With pilot plants scheduled to commence operation in the coming year, the company plans to supply its smart modules to manufacturers of electrolysis plants and industrial service providers from 2025 onward.
Using a simple process, Bosch will incorporate a number of these compact modules. They can then be used both in smaller units with capacity of up to ten megawatts and in gigawatt-rated onshore and offshore plants, whether in new-build projects or in existing plants for conversion, to the production of green hydrogen.
To maximize the efficiency of hydrogen production and extend the service life of the stack, the smart modules are to be connected to the Bosch cloud. Bosch is also working on service concepts that will include the recycling of components in order to promote a circular economy.
On the other hand, in its Industry 4.0 lead plant in Homburg, Germany, Bosch is demonstrating what a hydrogen cycle may look like in the factory of the future. Using renewable energy, an electrolyzer produces green hydrogen. This hydrogen will then be used for manufacturing operations and mobility, with fuel-cell vehicles refueling with the hydrogen that Bosch technology has already compressed.

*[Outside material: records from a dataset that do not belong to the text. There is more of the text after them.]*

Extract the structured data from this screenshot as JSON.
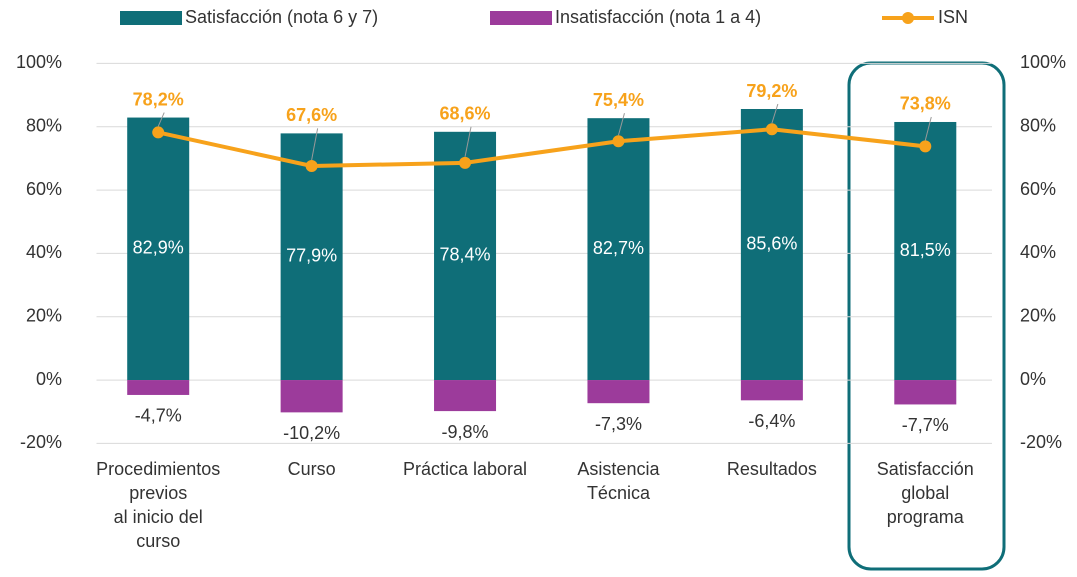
{
  "chart_data": {
    "type": "bar",
    "categories": [
      [
        "Procedimientos",
        "previos",
        "al inicio del",
        "curso"
      ],
      [
        "Curso"
      ],
      [
        "Práctica laboral"
      ],
      [
        "Asistencia",
        "Técnica"
      ],
      [
        "Resultados"
      ],
      [
        "Satisfacción",
        "global",
        "programa"
      ]
    ],
    "series": [
      {
        "name": "Satisfacción (nota 6 y 7)",
        "color": "#0f6e78",
        "values": [
          82.9,
          77.9,
          78.4,
          82.7,
          85.6,
          81.5
        ],
        "value_labels": [
          "82,9%",
          "77,9%",
          "78,4%",
          "82,7%",
          "85,6%",
          "81,5%"
        ]
      },
      {
        "name": "Insatisfacción (nota 1 a 4)",
        "color": "#9c3b9b",
        "values": [
          -4.7,
          -10.2,
          -9.8,
          -7.3,
          -6.4,
          -7.7
        ],
        "value_labels": [
          "-4,7%",
          "-10,2%",
          "-9,8%",
          "-7,3%",
          "-6,4%",
          "-7,7%"
        ]
      },
      {
        "name": "ISN",
        "type": "line",
        "color": "#f7a21b",
        "values": [
          78.2,
          67.6,
          68.6,
          75.4,
          79.2,
          73.8
        ],
        "value_labels": [
          "78,2%",
          "67,6%",
          "68,6%",
          "75,4%",
          "79,2%",
          "73,8%"
        ]
      }
    ],
    "ylim": [
      -20,
      100
    ],
    "yticks": [
      {
        "value": -20,
        "label": "-20%"
      },
      {
        "value": 0,
        "label": "0%"
      },
      {
        "value": 20,
        "label": "20%"
      },
      {
        "value": 40,
        "label": "40%"
      },
      {
        "value": 60,
        "label": "60%"
      },
      {
        "value": 80,
        "label": "80%"
      },
      {
        "value": 100,
        "label": "100%"
      }
    ],
    "y2lim": [
      -20,
      100
    ],
    "y2ticks": [
      {
        "value": -20,
        "label": "-20%"
      },
      {
        "value": 0,
        "label": "0%"
      },
      {
        "value": 20,
        "label": "20%"
      },
      {
        "value": 40,
        "label": "40%"
      },
      {
        "value": 60,
        "label": "60%"
      },
      {
        "value": 80,
        "label": "80%"
      },
      {
        "value": 100,
        "label": "100%"
      }
    ],
    "grid": true
  }
}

For industrial processes, a stationary fuel cell developed by Bosch converts hydrogen into heat and electricity. Energy flows in the plant are controlled in line with demand, using Bosch Industry 4.0 software.
"We are continuously improving our carbon footprint. As our Industry 4.0 lead plant, Homburg plays a pioneering role in our global manufacturing network. We are systematically reducing our local energy consumption, and generating as much of that energy as possible from renewables. We have to tweak both these variables," Najork commented.
Further, a solution developed by Bosch Rexroth and Maximator Hydrogen for compressing hydrogen for filling stations, storage tanks, and pipelines is also to be trialed at the Homburg plant. By 2030, the partnering companies want to make this technology available to 4,000 hydrogen filling stations.